VICI Properties Inc. is not a strong buy for a beginner investor with a long-term strategy at this time. While the stock has stable fundamentals and a strong dividend yield, the lack of significant growth catalysts, analyst downgrades, and structural risks tied to major tenants like Caesars and MGM suggest limited upside potential in the near term. Holding the stock may be a better option until more clarity emerges on external growth opportunities and lease overhangs.
The stock is trading at $29.23, with a positive MACD histogram (0.1) and neutral RSI (69.513). Moving averages are converging, indicating no strong trend. Key resistance levels are at $29.471 and $29.91, while support levels are at $28.05 and $27.611. The technical indicators suggest a neutral to slightly bullish trend but lack strong momentum.

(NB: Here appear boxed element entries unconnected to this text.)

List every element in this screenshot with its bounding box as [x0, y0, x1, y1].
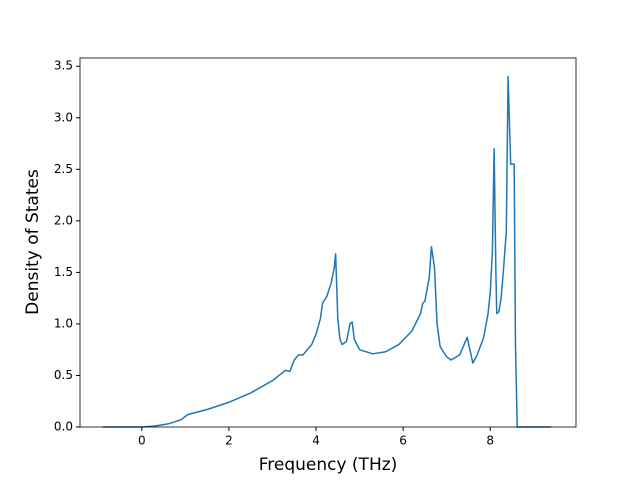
x-tick-label: 8: [486, 434, 494, 448]
plot-frame: [79, 57, 577, 428]
y-tick-label: 0.0: [54, 420, 73, 434]
y-tick-label: 2.5: [54, 162, 73, 176]
y-tick-label: 1.0: [54, 316, 73, 330]
y-axis-label: Density of States: [23, 169, 43, 315]
y-tick-label: 3.0: [54, 110, 73, 124]
x-axis-label: Frequency (THz): [259, 455, 398, 475]
x-tick-label: 6: [399, 434, 407, 448]
line-series: [102, 75, 552, 428]
x-tick-label: 0: [138, 434, 146, 448]
x-tick-label: 2: [225, 434, 233, 448]
y-tick-label: 1.5: [54, 265, 73, 279]
x-tick-label: 4: [312, 434, 320, 448]
y-tick-label: 3.5: [54, 59, 73, 73]
y-tick-label: 0.5: [54, 368, 73, 382]
y-tick-label: 2.0: [54, 213, 73, 227]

VICI maintains a 100% occupancy rate across 93 entertainment properties.
Leases tied to the Consumer Price Index and a triple-net lease structure enhance financial stability and dividend growth potential.
Revenue and net income showed YoY growth in Q3 2025, with management raising full-year guidance.
Analyst downgrades and reduced price targets from multiple firms, citing limited external growth and tenant-related risks.
Approximately 74% of contractual rent comes from Caesars and MGM, posing a structural risk.
High net leverage (5.0x) and total debt of $17.1 billion limit financial flexibility.
In Q3 2025, revenue increased by 4.44% YoY to $1.007 billion, and net income grew by 3.98% YoY to $762 million. EPS increased by 1.43% YoY to $0.71. However, the gross margin dropped by 1.20% YoY to 101.24%. The company shows stable financial performance but lacks significant growth acceleration.
Recent analyst ratings show a trend of downgrades and reduced price targets. Scotiabank downgraded the stock to Sector Perform with a $30 price target, citing limited external growth and lease overhangs. Other firms like Cantor Fitzgerald and Barclays also lowered price targets, though some maintain an Overweight rating due to stable fundamentals and dividend yield.